Journey to the Falls of Kirkaig

by Keith Savage

The River Kirkaig, Sutherland, Scotland

One of the great drives to be found along the North Coast 500 runs from Achiltibuie to Lochinver. This span is well off the beaten path on single-track roads twisting and kinking through the hilly terrain of northern Wester Ross and southern Sutherland. Mountains rise up through the mist, sun ricochets off lochs scattered in the glens, and red deer stand upon rocky hillsides looking over the odd car that finds its way to this distant corner of Scotland.

I found myself on this road because it led to a hike Sarah and I wanted to do: The Falls of Kirkaig. I’m a sucker for waterfalls and thankfully Scotland’s loaded with them. We decided to make a day of hiking to the falls, seeing Ardvreck Castle, and, time and energy permitting, checking out the Bone Caves of Inchnadamph before returning home to the Brochs of Coigach. This plan turned out to be a lot to bite off in a single day (it was accomplished with great exhaustion), but we awoke to beautiful blue skies and journeyed forth in the spirit of adventure.

Take care on this drive. There are many blind turns that require a slow advance and a quick blast of the horn to notify any oncoming traffic, which, while rare, isn’t unheard of. There were several points where we were glad to have taken such care as cars and trucks came rumbling around hillsides fit to cast us into the darkness. Survival is part of the fun, and we eventually descended into a narrow glen with a small parking lot at the trail head.

As the sign indicates, this is a five-mile round trip. The terrain starts out easy and level but rises up into the hills to become rocky and boggy in places. This hike is on the moderate to difficult end of the spectrum, and it will tire you out so bring water and snacks to keep your energy up.

After walking up a paved drive we crossed through a gate onto a dirt track leading through pretty woodland. Hazel, holly, birch, rowan, and aspen trees arched over the sun-dappled path as it led out onto a fern-covered slope interspersed with dog violet and primroses near the River Kirkaig. All kinds of birds nested and sang in the boughs, including redpols, willow warblers, and tree pipits. This is an easy-going, pleasant stretch suitable for everyone.

The path narrows as it cleaves to the river, and as we walked east deeper into the glen the path began to climb steadily up the sides of the hills. We stopped frequently simply to take in the beautiful river valley and remark on the gorgeous weather, and we encountered several other hikers, some with dogs, though we had the path largely to ourselves.
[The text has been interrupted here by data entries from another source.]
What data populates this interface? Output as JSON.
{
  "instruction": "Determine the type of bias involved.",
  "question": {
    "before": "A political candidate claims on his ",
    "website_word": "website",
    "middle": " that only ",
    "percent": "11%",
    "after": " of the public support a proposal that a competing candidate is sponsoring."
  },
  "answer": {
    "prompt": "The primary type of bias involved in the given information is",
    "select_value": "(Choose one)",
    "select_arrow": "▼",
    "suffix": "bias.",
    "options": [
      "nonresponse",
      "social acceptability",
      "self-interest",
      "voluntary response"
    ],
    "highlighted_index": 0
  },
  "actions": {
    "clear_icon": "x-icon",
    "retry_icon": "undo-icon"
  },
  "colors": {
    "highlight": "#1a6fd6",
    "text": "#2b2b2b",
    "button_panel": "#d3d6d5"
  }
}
As the path and river diverged, we left the trees below and rose into gorse- and heather-studded hills with views to Suilven and other great mountains. You might be able to see it in the photos, but it looks like there’s a ruin or cairn on one of the distant hills. Here the path narrows and starts to become rocky enough that you need to watch your footfalls. Higher and higher we climbed to peaty, almost boggy, terrain where the path was difficult in places. The cool wind was a welcome respite from the sweaty ascent.

The change in altitude while not massive is certainly noticeable. You get a real sense of being up in the hills on this hike, and as we crossed over rocky stretches and spongy terrain we finally came to a small fork in the path. One path led to the Suilven ascent and the other took us to our destinations: The falls. This was a tricky bit. The path leads to a rocky eminence with only a partial view of the falls. However, you can make your way down to progressively lower shelves if you take great care. This is not for the clumsy or faint of heart as you need to get down and dirty using saplings to lower yourself. The second picture below is the reward for the descent: A clear view of the Falls of Kirkaig and its deep, cold pool.

We stopped for quite awhile to catch our breaths, eat a snack, and enjoy the view. It’s a peaceful spot all the more enticing because of the moderately difficult journey it took to reach it. The climb up from this wondrous viewpoint was a bit easier than getting down, and soon we were on our way back to the trail head.

We didn’t tarry long on the return journey. The best views are to be had on the way to the Falls of Kirkaig as those great mountains rise up above the hills. By the time we returned to the pavement leading to the car park we were both bushed and ready for a refreshment in nearby Lochinver.

If you need a reason to drive the gorgeous road from Achiltibuie to Lochinver, the Falls of Kirkaig serves admirably. The hike gives you a taste of true highland hill-walking with a stunning payoff at the end.